The US patent for the TUC Safety Valve was granted in 2016, the European Patent followed in 2018 with a patent in China granted in 2019. In addition, Class Medical’s study on the long-term outcomes of urethral catheterisation injuries was published in World Journal of Urology in 2019.
Class Medical was awarded CE and ISO 13485 under MDR, February 2021.
In 2011, Dr. Niall Davis (co-founder) was a surgical trainee in urology under the tutelage of Mr Hugh Flood in University Hospital Limerick. He observed that urinary catheter balloon injuries were occurring on a frequent basis.

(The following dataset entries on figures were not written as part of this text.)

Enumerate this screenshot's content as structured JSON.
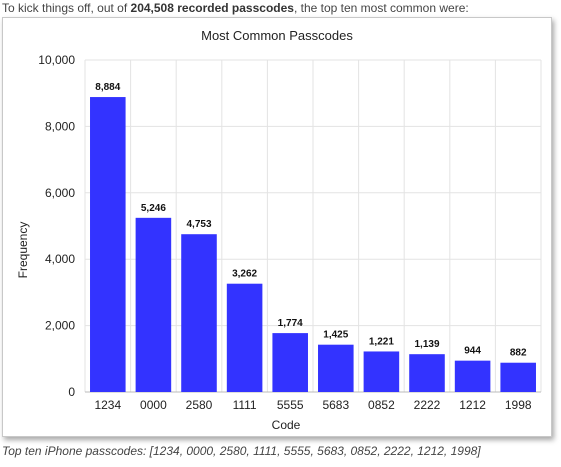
{
  "intro": {
    "prefix": "To kick things off, out of ",
    "bold": "204,508 recorded passcodes",
    "suffix": ", the top ten most common were:"
  },
  "caption": "Top ten iPhone passcodes: [1234, 0000, 2580, 1111, 5555, 5683, 0852, 2222, 1212, 1998]",
  "chart_data": {
    "type": "bar",
    "title": "Most Common Passcodes",
    "xlabel": "Code",
    "ylabel": "Frequency",
    "categories": [
      "1234",
      "0000",
      "2580",
      "1111",
      "5555",
      "5683",
      "0852",
      "2222",
      "1212",
      "1998"
    ],
    "values": [
      8884,
      5246,
      4753,
      3262,
      1774,
      1425,
      1221,
      1139,
      944,
      882
    ],
    "data_labels": [
      "8,884",
      "5,246",
      "4,753",
      "3,262",
      "1,774",
      "1,425",
      "1,221",
      "1,139",
      "944",
      "882"
    ],
    "ylim": [
      0,
      10000
    ],
    "yticks": [
      0,
      2000,
      4000,
      6000,
      8000,
      10000
    ],
    "ytick_labels": [
      "0",
      "2,000",
      "4,000",
      "6,000",
      "8,000",
      "10,000"
    ],
    "bar_color": "#3333ff",
    "grid": true,
    "legend": "none"
  }
}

Urinary catheter related injuries typically occurred in men when the catheter’s anchoring balloon was inadvertently inflated in the urethra. Risk factors for catheter related injuries are the complex anatomy of the male urethra and the blind nature of the catheterisation technique. This recurring complication led to short-term complications in patients such as pain, bleeding and acute urinary retention. Over 75% of patients with severe catheter related inflation injuries developed long-term complications such as urethral stricture disease that required complex reconstructive procedures.
Although urinary catheter related complications are well described in the medical literature, currently there are no innovative mechanisms to prevent them from occurring and they receive little attention. As this was a persistent complication caused entirely by healthcare professionals he collaborated with Dr. Rory Mooney and Professor Michael Walsh to design a safe urethral catheter system that minimises urethral trauma despite inadvertent balloon inflation in the urethra. This collaborative process led to the development of the TUC Safety Valve.